Tegal  

Cuaca Laut Memburuk Nelayan Tegal Diminta Tidak Ambil Risiko

Sejumlah kapal berukuran di atas 30 GT membongkar muatan di Pelabuhan Perikanan Nusantara atau PPN Tegalsari.

TEGAL, smpantura – Kondisi cuaca laut yang memburuk mendorong DPC Himpunan Nelayan Seluruh Indonesia Kota Tegal, mengeluarkan imbauan kepada para nelayan agar tidak memaksakan diri melaut demi keselamatan.

Ketua DPC HNSI Kota Tegal, H. Eko Susanto mengatakan, saat ini wilayah perairan utara Jawa tengah memasuki musim Baratan yang berlangsung sejak Desember hingga Februari.
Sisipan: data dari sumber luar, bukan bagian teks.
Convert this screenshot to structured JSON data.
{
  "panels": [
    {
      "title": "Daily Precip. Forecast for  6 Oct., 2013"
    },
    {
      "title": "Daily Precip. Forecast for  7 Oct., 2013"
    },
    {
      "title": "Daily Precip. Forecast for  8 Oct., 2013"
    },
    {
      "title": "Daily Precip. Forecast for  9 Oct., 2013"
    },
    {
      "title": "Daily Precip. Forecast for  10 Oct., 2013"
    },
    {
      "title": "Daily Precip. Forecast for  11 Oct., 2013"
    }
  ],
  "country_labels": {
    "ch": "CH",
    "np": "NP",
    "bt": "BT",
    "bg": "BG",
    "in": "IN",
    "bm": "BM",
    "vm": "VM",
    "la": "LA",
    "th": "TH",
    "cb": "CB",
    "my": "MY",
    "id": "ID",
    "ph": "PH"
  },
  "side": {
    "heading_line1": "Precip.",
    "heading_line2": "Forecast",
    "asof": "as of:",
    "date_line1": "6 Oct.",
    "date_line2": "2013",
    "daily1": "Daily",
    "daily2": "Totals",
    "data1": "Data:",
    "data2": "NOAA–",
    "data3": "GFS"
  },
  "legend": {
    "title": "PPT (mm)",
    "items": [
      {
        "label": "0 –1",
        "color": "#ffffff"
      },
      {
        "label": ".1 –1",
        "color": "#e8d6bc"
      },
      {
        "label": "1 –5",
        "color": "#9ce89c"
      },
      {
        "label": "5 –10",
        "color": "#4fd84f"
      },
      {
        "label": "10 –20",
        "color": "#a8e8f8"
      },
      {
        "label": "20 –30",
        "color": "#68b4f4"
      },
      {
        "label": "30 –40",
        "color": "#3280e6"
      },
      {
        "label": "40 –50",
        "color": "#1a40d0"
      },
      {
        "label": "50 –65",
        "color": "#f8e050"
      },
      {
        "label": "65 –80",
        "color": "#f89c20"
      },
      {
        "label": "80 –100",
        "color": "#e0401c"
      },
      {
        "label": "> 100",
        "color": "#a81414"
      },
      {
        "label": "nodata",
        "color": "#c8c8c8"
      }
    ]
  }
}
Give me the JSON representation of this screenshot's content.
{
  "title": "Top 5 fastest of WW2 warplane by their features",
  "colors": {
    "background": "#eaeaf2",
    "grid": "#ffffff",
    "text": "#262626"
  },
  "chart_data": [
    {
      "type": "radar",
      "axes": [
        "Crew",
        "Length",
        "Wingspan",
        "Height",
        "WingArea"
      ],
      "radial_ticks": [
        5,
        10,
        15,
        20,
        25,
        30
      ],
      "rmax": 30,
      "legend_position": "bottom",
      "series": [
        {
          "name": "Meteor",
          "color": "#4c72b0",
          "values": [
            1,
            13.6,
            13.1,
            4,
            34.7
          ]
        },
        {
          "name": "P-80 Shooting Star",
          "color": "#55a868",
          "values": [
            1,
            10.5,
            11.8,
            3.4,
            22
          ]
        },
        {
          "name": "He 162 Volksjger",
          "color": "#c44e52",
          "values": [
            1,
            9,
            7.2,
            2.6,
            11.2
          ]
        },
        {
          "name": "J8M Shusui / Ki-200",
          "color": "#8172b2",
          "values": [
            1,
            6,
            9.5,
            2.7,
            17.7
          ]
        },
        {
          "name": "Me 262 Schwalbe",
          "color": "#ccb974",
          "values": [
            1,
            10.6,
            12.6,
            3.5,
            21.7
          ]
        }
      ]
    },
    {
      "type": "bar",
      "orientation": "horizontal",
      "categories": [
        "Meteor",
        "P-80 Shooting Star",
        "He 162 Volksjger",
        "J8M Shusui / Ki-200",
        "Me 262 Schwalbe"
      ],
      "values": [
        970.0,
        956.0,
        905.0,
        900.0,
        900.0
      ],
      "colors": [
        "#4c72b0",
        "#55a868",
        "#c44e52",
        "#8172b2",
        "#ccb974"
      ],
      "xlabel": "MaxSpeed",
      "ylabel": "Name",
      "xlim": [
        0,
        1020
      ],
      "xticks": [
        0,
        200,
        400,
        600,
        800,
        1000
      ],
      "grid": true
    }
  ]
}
Pada periode tersebut, tinggi gelombang laut dapat mencapai hingga tiga meter.

“Cuaca saat ini cukup ekstrem. Kami imbau nelayan tidak melaut. Keselamatan jauh lebih penting daripada pendapatan,” ujar Eko, Rabu 13 Januari 2026.

Selain musim Baratan, Eko menyebut kondisi gelombang tinggi juga kerap terjadi saat musim Timuran pada Juni hingga Agustus.

Karena itu, nelayan di minta untuk lebih waspada dan tidak mengambil risiko di tengah cuaca yang belum bersahabat.

Data

Eko yang juga Anggota Fraksi PKB DPRD Kota Tegal menyampaikan, saat ini terdapat sekitar 500 kapal yang terdata di DPC HNSI Kota Tegal.

BACA JUGA :  Polres Tegal Kota Giatkan Safari ke Ulama

Dari jumlah tersebut, sebagian kapal di ketahui sudah berada di laut sebelum imbauan di sampaikan.

“Kapal-kapal yang sudah terlanjur melaut saat ini tidak bisa beraktivitas normal. Ada yang bertahan di laut, ada pula yang menepi dan mencari perlindungan di pulau terdekat,” ungkapnya.

Eko menjelaskan, kapal nelayan asal Kota Tegal umumnya beroperasi di Wilayah Pengelolaan Perikanan (WPP) 711 dan 712.

Namun, kapal berukuran di atas 30 gross ton (GT) menjadi yang paling terdampak akibat gelombang tinggi dan cuaca ekstrem.

“Kapal di atas 30 GT praktis tidak bisa beroperasi. Mereka hanya bertahan sambil menunggu kondisi cuaca membaik,” jelas Eko.